Brown to visit Seabrook nuclear plant; Sununu speaks out on issue

Republican Senate candidate Scott Brown will visit the Seabrook nuclear plant on Wednesday to speak with employees and reiterate his support for an “all-of-the-above” energy strategy. The visit will again draw attention to Sen. Jeanne Shaheen’s comments during a debate last Tuesday denying that she was ever opposed to the plant.



Brown will also re-emphasize that Shaheen has supported legislation to “pave the way” for a national energy tax, a Brown adviser said.



The adviser said the meeting of Brown and Seabrook employees will be closed to the media at the insistence of the plant operator.



In last week’s debate on New England Cable News, Shaheen flatly denied opposing the Seabrook plant, saying she was not in office at the time controversy swirled over the plant’s construction and licensing.



But the state GOP accused her of “lying” and released a video of her telling Republican former New Hampshire House speaker Marshall Cobleigh that the cost of nuclear power rose after the accidents at the Three Mile Island plant and Chernobyl, “and the realization that nuclear power is dangerous and we’ve got to protect the public safety.”

A top Brown supporter, former Gov. John H. Sununu, who was the leading proponent of the Seabrook plant in the 1980s, recalled in an interview Shaheen being “a very active opponent” of the plant.



He noted that she was the campaign manager for Democrat Paul McEachern, who opposed Sununu’s successful bid for a third term in 1986. McEachern based his campaign almost exclusively on a promise to “pull the plug” on Seabrook.

The plant was completed in 1986 but did not go into operation until 1990, due in part to opposition from then-Massachusetts Gov. Michael Dukakis, who refused to approve the federally-required emergency plans for his state’s portion a 10-mile around the plant.

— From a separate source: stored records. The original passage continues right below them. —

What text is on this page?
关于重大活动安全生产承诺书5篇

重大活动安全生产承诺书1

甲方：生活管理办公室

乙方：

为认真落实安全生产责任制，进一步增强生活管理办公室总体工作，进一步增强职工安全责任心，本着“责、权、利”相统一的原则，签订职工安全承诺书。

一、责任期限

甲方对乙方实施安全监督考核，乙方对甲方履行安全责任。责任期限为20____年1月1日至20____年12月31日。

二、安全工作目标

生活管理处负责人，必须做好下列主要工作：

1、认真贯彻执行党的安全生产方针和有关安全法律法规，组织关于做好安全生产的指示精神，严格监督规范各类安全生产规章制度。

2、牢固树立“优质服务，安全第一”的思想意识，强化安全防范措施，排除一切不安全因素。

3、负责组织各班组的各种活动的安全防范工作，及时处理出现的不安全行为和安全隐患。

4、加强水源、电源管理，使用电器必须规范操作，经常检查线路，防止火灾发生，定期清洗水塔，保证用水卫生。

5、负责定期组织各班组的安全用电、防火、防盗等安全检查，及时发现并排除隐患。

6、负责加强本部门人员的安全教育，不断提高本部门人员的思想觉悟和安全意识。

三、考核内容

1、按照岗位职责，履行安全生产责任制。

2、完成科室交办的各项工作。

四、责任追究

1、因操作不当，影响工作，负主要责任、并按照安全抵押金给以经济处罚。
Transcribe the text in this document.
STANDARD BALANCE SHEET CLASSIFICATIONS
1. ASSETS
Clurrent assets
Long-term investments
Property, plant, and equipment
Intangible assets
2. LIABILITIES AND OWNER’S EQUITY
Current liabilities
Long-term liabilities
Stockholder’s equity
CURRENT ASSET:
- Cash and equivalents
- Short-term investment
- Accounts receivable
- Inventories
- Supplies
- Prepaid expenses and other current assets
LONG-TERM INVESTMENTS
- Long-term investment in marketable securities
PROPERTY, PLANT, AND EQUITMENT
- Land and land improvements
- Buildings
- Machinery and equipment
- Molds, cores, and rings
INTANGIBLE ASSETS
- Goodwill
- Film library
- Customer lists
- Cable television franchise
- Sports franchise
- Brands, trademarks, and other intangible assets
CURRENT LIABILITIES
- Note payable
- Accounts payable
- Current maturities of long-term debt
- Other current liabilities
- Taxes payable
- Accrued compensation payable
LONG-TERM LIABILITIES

Dukakis later won the 1988 Democratic first-in-the-nation presidential primary in New Hampshire and went on to win his party’s presidential nomination, losing to George H.W. Bush, who then named Sununu his chief of staff.



Now, Sununu said, it is ironic that Shaheen is apparently trying to distance herself from her opposition to Seabrook, which has been running without any known significant incident for more than 20 years.



“This is an issue that I suspect her polling has shown that she’s on the wrong side of this issue,” Sununu said, “and I guess she is trying to switch positions. She tried to do this in 2008,” which is when the video of her and Cobleigh, who died in 2009, first emerged. That year, Shaheen defeated then-Sen. John E. Sununu.



Sununu recalled, “She and McEachern used to send people to hold candlelight vigils outside of my home in Salem, and she was the grand organizer.”